What Ellington now needed was a medium-size publicity coup, one that, like the Great James Robbery, was big enough to prove that his expensive gentlemen were earning their salaries again. Instead he got the break of a lifetime—and came heart-stoppingly close to blowing it.

 • • • 

The first Newport Jazz Festival, which took place in 1954, was a two-day-long outdoor jazz festival held in an enclave of inherited wealth, most of whose residents knew roughly as much about jazz as they did about black people, and underwritten by a pair of socialites who knew plenty about jazz and were willing to put their money where their taste was.
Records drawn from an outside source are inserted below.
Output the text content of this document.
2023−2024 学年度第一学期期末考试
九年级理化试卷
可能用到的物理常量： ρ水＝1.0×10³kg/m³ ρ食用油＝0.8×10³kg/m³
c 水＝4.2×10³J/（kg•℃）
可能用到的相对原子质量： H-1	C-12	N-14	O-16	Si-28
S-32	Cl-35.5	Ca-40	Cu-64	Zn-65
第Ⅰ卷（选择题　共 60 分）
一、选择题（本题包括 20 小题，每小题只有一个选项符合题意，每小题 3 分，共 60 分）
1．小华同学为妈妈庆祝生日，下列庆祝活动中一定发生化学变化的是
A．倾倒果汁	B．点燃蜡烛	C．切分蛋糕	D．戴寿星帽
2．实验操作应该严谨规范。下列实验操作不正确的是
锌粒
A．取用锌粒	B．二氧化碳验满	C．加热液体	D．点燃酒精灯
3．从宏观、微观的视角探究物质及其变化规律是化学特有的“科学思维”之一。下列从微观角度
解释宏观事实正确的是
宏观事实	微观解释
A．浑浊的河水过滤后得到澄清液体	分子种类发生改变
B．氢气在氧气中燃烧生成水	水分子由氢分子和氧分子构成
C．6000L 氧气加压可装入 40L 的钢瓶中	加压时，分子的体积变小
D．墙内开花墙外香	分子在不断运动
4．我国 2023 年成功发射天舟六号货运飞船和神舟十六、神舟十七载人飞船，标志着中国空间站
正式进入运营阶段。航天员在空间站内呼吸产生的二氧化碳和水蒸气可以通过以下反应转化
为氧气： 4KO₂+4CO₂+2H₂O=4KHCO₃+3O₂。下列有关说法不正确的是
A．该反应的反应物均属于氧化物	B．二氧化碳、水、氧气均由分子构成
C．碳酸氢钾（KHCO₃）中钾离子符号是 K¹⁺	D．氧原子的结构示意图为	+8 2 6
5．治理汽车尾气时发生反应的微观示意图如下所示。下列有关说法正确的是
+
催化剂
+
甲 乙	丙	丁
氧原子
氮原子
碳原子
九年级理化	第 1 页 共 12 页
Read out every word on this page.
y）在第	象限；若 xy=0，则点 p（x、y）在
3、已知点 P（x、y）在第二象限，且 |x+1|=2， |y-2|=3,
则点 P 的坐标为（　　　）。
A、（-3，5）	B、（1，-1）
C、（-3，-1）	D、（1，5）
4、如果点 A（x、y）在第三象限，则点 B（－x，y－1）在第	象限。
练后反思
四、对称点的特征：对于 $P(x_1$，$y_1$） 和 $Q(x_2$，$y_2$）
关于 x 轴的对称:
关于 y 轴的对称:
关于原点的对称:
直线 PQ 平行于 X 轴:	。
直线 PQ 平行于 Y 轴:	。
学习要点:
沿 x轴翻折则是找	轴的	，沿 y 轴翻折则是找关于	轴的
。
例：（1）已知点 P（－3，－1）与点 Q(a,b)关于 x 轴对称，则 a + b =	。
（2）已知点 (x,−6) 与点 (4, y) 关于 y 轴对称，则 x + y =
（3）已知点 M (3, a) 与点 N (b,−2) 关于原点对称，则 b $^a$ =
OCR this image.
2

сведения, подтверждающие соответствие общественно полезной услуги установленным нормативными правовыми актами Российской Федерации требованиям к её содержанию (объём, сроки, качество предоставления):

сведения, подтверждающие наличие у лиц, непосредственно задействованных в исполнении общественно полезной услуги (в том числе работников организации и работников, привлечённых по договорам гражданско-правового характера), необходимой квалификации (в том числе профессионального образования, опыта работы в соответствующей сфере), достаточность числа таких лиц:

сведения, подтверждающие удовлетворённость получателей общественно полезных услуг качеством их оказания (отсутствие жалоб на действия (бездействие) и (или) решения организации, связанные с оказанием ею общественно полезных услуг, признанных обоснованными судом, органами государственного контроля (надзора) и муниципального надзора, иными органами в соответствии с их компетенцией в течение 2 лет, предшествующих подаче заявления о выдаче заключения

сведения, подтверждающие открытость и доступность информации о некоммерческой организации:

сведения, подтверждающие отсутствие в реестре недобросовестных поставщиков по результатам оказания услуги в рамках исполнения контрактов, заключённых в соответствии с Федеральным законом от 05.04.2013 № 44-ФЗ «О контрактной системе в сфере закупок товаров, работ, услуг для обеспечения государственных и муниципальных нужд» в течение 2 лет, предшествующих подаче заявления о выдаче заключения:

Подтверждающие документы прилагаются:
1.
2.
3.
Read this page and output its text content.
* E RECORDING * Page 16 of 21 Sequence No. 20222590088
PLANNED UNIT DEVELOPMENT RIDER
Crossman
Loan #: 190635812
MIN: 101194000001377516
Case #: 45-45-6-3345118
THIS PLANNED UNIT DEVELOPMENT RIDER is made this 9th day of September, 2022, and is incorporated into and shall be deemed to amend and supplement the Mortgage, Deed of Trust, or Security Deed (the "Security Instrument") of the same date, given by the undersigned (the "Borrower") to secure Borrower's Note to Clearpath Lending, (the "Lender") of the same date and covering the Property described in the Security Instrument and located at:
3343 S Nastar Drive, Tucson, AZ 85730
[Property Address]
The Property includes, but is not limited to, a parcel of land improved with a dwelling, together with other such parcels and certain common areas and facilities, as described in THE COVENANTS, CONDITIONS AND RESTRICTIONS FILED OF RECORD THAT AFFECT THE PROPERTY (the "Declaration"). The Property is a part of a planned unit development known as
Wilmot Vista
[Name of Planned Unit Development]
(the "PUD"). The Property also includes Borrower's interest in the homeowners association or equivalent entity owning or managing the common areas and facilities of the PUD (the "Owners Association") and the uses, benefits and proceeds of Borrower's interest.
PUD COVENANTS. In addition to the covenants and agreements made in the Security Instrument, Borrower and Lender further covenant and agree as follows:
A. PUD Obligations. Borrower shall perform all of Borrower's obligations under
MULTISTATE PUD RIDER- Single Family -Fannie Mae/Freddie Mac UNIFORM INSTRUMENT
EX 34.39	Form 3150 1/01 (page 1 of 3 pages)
It was also a rip-roaring success that drew thousands of paying customers, most of them anything but rich, who flocked from far and wide to hear Ella Fitzgerald, Erroll Garner, Dizzy Gillespie, Billie Holiday, Gene Krupa, the Modern Jazz Quartet, Gerry Mulligan, and George Shearing. By the time that George Wein, a Boston nightclub owner whom Elaine and Louis Lorillard had hired to produce the festival, was making ready to return to Rhode Island for the third summer in a row, he was in no mood to waste time on a relic like Duke Ellington.